Thanksgiving is a perfect holiday to share one's gratitude with their family, but this Thanksgiving is special for me. I am alive and off chemo. And, because of my disease, I've honed the skill of appreciation. Chalk another one up for the cancer card. Growing up, Thanksgivings were always hectic. I came from a family of twelve, so it was crazy. My mom always bought a 22 lb turkey which was devoured by the next day. We loved the meal complete with all the regular trimmings. She also made fresh cranberries, which I hated. One year I took a spoonful and spit it back in the bowl. My Dad got so angry at me and sent me down to the basement to eat with the dog. Consequently, I never include cranberries at my own Thanksgiving celebration.
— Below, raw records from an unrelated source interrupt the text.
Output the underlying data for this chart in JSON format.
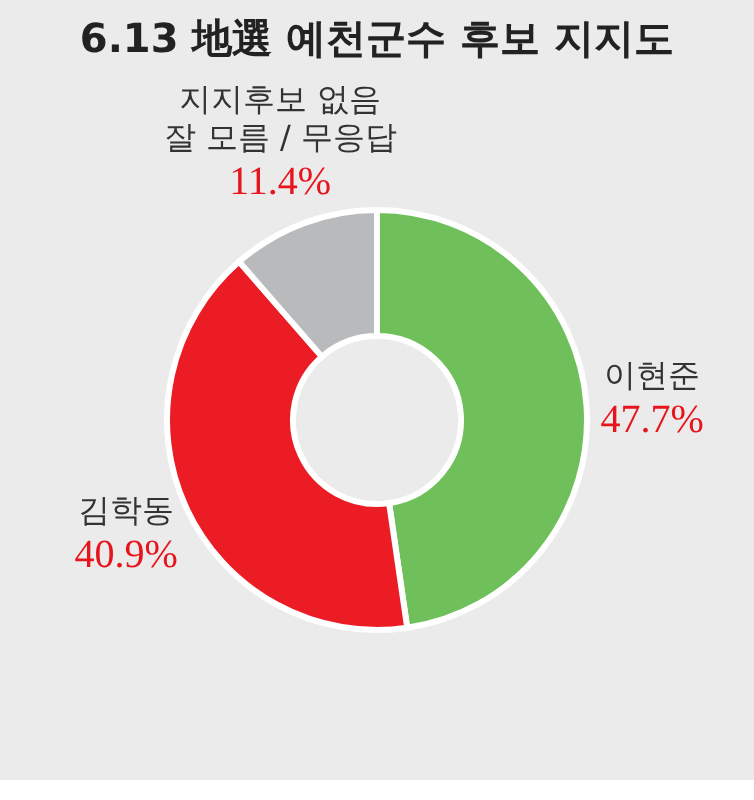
{
  "chart_data": {
    "type": "donut",
    "title": "6.13 地選 예천군수 후보 지지도",
    "categories": [
      "이현준",
      "김학동",
      "지지후보 없음\n잘 모름 / 무응답"
    ],
    "values": [
      47.7,
      40.9,
      11.4
    ],
    "colors": [
      "#6fbf5a",
      "#ec1c24",
      "#b9babc"
    ],
    "value_labels": [
      "47.7%",
      "40.9%",
      "11.4%"
    ],
    "legend": false
  }
}
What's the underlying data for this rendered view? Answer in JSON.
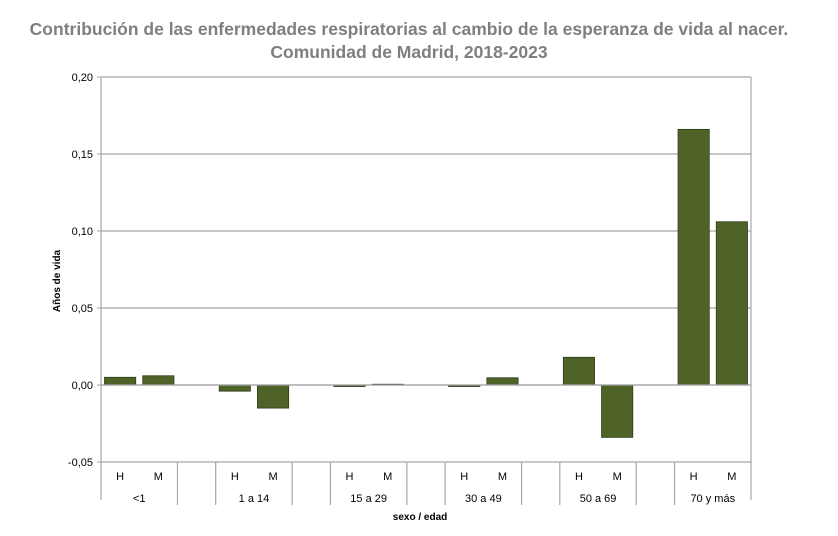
{
  "chart_data": {
    "type": "bar",
    "title": "Contribución de las enfermedades respiratorias al cambio de la esperanza de vida al nacer. Comunidad de Madrid, 2018-2023",
    "xlabel": "sexo / edad",
    "ylabel": "Años de vida",
    "ylim": [
      -0.05,
      0.2
    ],
    "yticks": [
      "-0,05",
      "0,00",
      "0,05",
      "0,10",
      "0,15",
      "0,20"
    ],
    "grid": true,
    "bar_color": "#4f6228",
    "groups": [
      {
        "label": "<1",
        "subcategories": [
          "H",
          "M"
        ],
        "values": [
          0.005,
          0.006
        ]
      },
      {
        "label": "1 a 14",
        "subcategories": [
          "H",
          "M"
        ],
        "values": [
          -0.004,
          -0.015
        ]
      },
      {
        "label": "15 a 29",
        "subcategories": [
          "H",
          "M"
        ],
        "values": [
          -0.001,
          0.0005
        ]
      },
      {
        "label": "30 a 49",
        "subcategories": [
          "H",
          "M"
        ],
        "values": [
          -0.001,
          0.0047
        ]
      },
      {
        "label": "50 a 69",
        "subcategories": [
          "H",
          "M"
        ],
        "values": [
          0.018,
          -0.034
        ]
      },
      {
        "label": "70 y más",
        "subcategories": [
          "H",
          "M"
        ],
        "values": [
          0.166,
          0.106
        ]
      }
    ]
  }
}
This year, our Thanksgiving would be quaint. We celebrated with my immediate family and Mike's father. Mike's Mom and her friend Chuck stopped over in the evening for a late dessert. I enjoyed the quiet day, but I missed my Mom, Dad and siblings, too. We were especially grateful so we each took a turn expressing our thanks, crying and holding hands. It was a meal that was perfect, void of the usual bickering between the girls. Just perfect!

Advice
If you are a believer, pray, if nothing else, it creates a calming effect.
If you can't fight the fight for you, fight it for someone else, it helps bridge the gaps.
Learn to push yourself even when you don't want to, you soon find you don't have to push so hard, or even at times, at all.
Be grateful for every morsel of good.